LNG operator ConocoPhillips has turned to Hadoop to put off upgrading more expensive parts of its data infrastructure.
The company, which has two existing liquefied natural gas (LNG) operations in northern Australia and a joint venture interest in the Australia Pacific LNG project, is also using public cloud as a sandbox to experiment with emerging data use cases.
Speaking at the Hadoop Summit 2016 in San Jose last week, ConocoPhillips’ director of analytic platforms Kelly Cook provided a rare insight into how under-pressure resources companies are spinning out what’s left of their IT budgets.
“We’re in an industry that’s in a terrible financial position right now because of the collapse in oil prices and the current economic situation, and so any time we can save or defer capital [expenditure], we’re doing something good for the business,” Cook said.
“What we’re seeing is Hadoop is a platform that offers us a way to defer capital expense for the larger traditional data warehouse platforms [we run].
“The primary use cases that we’ve looked at so far are things like ELT and ETL offload - basically using Hadoop as a less expensive alternative to the many jobs that are running in our data warehouse environments throughout the organisation, and a way to defer upgrades or expansion of those other platforms.”
Switching the company’s data infrastructure allegiance to Hadoop had already resulted in “tangible savings”, according to Cook.
It cost Cook just US$6000 (A$8039) to set up the Hadoop cluster.
“The way that we were able to get an initial investment in Hadoop was that we went down to the loading dock and we took a pallet of technical workstations that were going to be recycled,” he said in a separate presentation.
“We bought US$6000 worth of drives from CDW, found an end of a building that wasn’t being used and we built a Hadoop cluster in the cubes [office cubicles] of that building out of these technical workstations.
“We had the luxury of finding pretty sweet workstations that had 64GB of RAM and Xeon chips, and our initial 15-node cluster was able to process some internal data sets in minutes that people hadn’t been able to see before.
“Demonstrating those kinds of successes at that financial level is the kind of attention you’re looking for.”
Expanding use cases
Cook indicated there was much more that ConocoPhillips could do with the platform.
“We’re [Hadoop] rookies,” he said. “We’re fairly new at this. The technology is pregnant with opportunity for us.”
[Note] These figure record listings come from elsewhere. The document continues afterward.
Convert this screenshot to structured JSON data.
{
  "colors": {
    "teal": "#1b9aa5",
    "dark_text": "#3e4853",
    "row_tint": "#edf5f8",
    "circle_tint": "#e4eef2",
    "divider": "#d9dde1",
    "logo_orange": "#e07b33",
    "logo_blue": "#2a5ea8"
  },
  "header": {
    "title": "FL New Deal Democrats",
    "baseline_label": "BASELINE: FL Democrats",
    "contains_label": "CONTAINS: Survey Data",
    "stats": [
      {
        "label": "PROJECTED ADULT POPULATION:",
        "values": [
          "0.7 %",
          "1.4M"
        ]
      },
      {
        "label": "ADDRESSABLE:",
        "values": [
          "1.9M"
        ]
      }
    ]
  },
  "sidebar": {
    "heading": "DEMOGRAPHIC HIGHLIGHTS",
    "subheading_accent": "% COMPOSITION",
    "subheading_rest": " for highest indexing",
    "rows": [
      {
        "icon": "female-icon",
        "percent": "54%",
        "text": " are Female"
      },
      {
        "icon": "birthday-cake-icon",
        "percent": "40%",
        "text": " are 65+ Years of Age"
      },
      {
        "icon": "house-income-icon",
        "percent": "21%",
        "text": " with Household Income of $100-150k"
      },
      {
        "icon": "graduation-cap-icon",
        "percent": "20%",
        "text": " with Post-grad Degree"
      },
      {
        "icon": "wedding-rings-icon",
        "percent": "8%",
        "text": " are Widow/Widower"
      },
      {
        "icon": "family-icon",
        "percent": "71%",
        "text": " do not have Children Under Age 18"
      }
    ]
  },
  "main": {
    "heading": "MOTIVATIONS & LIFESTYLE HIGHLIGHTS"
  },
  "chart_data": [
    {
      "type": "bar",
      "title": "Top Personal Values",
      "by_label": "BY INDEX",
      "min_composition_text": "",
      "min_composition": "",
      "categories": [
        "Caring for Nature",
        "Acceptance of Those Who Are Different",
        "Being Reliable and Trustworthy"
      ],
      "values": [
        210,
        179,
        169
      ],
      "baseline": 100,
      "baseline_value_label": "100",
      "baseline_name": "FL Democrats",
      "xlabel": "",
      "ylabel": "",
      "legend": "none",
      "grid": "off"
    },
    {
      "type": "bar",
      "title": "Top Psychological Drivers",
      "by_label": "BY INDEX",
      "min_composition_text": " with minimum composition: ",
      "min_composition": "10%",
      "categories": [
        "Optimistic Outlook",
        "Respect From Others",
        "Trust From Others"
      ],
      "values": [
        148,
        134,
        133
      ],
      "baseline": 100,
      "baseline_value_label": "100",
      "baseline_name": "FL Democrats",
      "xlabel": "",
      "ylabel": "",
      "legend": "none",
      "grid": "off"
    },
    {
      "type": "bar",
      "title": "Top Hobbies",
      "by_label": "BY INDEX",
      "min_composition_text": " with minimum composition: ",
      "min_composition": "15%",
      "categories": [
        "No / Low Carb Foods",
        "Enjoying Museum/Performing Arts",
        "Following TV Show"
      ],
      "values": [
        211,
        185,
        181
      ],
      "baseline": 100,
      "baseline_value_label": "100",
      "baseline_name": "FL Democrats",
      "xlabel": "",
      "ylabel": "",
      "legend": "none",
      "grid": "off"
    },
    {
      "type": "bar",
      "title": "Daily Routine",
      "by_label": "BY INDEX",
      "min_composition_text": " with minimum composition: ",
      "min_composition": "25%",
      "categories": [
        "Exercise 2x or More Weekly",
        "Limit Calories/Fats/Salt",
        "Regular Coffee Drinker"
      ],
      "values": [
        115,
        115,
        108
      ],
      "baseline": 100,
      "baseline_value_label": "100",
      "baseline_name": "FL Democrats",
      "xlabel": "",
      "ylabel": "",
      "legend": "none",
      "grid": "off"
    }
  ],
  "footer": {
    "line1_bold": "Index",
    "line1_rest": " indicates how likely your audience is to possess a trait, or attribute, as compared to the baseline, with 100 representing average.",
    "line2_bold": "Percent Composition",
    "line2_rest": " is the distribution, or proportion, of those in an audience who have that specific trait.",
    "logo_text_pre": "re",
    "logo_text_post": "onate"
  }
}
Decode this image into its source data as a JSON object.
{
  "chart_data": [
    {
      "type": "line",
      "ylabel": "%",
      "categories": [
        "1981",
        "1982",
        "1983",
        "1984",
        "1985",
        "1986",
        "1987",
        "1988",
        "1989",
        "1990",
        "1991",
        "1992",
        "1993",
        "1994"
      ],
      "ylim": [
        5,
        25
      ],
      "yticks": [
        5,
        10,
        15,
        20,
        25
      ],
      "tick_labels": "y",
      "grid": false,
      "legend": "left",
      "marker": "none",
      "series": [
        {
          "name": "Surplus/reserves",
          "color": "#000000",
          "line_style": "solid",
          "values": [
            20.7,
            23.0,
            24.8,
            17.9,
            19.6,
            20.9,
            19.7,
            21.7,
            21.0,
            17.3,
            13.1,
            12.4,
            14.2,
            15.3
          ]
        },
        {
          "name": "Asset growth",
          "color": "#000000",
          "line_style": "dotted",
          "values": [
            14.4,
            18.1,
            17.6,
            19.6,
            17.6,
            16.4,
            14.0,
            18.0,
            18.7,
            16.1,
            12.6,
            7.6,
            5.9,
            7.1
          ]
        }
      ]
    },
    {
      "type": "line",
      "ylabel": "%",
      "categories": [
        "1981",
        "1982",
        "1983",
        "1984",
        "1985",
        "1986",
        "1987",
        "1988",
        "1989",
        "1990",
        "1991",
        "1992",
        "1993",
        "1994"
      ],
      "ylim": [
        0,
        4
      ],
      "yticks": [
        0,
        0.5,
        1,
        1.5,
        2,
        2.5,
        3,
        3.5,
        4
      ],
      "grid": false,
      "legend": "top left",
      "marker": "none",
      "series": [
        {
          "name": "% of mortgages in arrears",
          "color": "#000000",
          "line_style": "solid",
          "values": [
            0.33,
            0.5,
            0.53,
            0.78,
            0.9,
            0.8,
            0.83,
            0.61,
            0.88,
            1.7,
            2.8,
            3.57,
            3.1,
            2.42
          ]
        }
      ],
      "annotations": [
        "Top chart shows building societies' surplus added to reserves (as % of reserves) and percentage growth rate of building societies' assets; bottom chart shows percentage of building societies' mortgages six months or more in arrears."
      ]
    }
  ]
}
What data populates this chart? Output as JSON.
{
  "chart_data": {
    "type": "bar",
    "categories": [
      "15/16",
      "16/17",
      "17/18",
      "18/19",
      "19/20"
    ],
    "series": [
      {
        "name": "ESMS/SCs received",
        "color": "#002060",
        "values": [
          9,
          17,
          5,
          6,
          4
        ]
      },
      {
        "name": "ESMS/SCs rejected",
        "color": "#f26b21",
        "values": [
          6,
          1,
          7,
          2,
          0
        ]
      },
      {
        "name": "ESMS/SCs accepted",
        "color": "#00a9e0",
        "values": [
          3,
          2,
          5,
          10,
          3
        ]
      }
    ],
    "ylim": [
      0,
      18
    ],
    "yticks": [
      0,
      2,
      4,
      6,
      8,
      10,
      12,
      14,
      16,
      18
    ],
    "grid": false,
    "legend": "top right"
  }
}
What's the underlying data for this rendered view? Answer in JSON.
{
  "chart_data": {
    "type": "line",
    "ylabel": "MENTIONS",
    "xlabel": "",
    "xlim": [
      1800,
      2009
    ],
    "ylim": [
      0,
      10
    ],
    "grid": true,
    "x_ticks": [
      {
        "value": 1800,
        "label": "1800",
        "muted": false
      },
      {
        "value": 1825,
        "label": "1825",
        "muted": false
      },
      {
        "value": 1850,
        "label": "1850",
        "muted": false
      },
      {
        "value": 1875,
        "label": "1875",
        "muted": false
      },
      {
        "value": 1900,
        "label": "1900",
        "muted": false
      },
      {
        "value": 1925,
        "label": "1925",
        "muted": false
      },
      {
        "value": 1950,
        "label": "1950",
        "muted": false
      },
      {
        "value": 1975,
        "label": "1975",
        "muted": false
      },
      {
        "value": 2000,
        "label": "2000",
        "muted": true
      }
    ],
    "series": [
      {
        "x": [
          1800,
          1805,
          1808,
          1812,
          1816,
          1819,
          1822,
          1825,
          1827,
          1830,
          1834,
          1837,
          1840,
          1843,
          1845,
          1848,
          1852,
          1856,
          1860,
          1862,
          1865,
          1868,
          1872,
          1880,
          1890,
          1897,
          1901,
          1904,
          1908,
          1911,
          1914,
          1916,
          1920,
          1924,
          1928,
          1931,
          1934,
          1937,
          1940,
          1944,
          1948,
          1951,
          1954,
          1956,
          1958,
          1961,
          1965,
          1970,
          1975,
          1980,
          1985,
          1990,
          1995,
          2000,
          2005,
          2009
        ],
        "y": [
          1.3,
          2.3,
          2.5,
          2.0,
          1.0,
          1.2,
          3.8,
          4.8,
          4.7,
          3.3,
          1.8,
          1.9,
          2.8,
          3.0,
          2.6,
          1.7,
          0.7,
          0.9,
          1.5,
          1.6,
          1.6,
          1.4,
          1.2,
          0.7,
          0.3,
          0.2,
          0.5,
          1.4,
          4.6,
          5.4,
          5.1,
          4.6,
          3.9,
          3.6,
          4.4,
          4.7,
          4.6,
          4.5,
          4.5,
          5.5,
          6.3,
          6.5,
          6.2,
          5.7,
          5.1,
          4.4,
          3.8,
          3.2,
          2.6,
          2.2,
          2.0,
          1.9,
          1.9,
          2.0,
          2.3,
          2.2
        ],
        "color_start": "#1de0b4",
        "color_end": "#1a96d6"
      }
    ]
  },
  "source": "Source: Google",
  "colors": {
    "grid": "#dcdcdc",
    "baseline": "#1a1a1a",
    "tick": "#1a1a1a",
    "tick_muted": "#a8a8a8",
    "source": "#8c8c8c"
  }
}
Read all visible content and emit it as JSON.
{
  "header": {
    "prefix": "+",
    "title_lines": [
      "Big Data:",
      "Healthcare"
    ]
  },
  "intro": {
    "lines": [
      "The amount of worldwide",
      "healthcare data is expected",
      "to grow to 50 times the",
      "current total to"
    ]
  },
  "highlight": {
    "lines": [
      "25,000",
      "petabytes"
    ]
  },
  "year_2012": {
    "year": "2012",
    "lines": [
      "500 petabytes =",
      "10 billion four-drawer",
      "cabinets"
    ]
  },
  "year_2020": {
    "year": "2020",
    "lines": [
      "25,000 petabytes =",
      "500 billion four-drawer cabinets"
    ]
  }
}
He planned to turn Hadoop onto a range of “analytics, machine learning and … typical efficiency-type analysis” that has become a hallmark of the optimisation drives of many resources and industrial firms in recent years.
“With cost being the theme on everyone’s mind, we’re looking at literally anything and everything across the organisation that we can optimise, from supply chain assets to maintenance schedules to the operation of [oil] wells,” Cook said.
“Literally anything you can optimise is a candidate.”
Not all potential use cases for Hadoop are internally-driven: an increasing number are coming from engagements with technology vendors, Cook said.
“We’re starting to see a number of applications draw us to Hadoop,” he said. “In other words, vendors bring in applications where Hadoop is an underlying platform or an underlying platform requirement.”
Cook said ConocoPhillips was testing some of those potential use cases out in a cloud-based sandbox.
“You don’t want to test them out in your production [Hadoop] cluster or in your data lake,” he said.
“The cloud provides a perfect opportunity to run those trials, tests and proof-of-concept opportunities.”
Cook said the cloud provided the analytics team somewhere to try out new ideas and establish business cases before asking the business for money to fund them.
“When you come up with a new use case, and the business isn’t entirely sure how that’s going to impact your on-premises infrastructure and isn’t really ready to invest in expanding the infrastructure to support that use case, the cloud provides us with an opportunity to expand out that use case, develop it a little bit, see if there’s business value there, and then determine how to operationalise it at a later point in time,” he said.
Understanding open source
While ConocoPhillips introduced Hadoop to defer spend on traditional technologies, it faced some challenges from a user base that had become accustomed to the way the traditional technology vendors – and their solutions – worked.
“I think if I had it to do over again I would go back and spend some time helping people understand that we weren’t simply adopting yet another thing that holds data,” Cook said.
“Going back a couple of years [when we presented] Hadoop to the company, I and my team understood very well that we were becoming participants and partakers in an open source community.
“But when I presented the platform I think there were a lot of assumptions on the part of the people I presented the platform to. They just assumed it was like everything else they consumed from the typical big tech vendors - that it had a certain cycle of maturity, a certain level of interface and a certain slow progress. [But] it’s a very different paradigm.”
Cook said it had taken a “six month-ish” internal drive to win business support to invest in giving back to the Hadoop and open source communities.
“[In adopting Hadoop] we were becoming part of an open source community that supports an ecosystem of stuff that does an incredible amount of things for just a ridiculous value, and the more we invest, the more we get out,” Cook said.
“I think people have latched on now and appreciate the fact that being part of the open source community – even contributing back to it – is incredibly valuable for the enterprise.”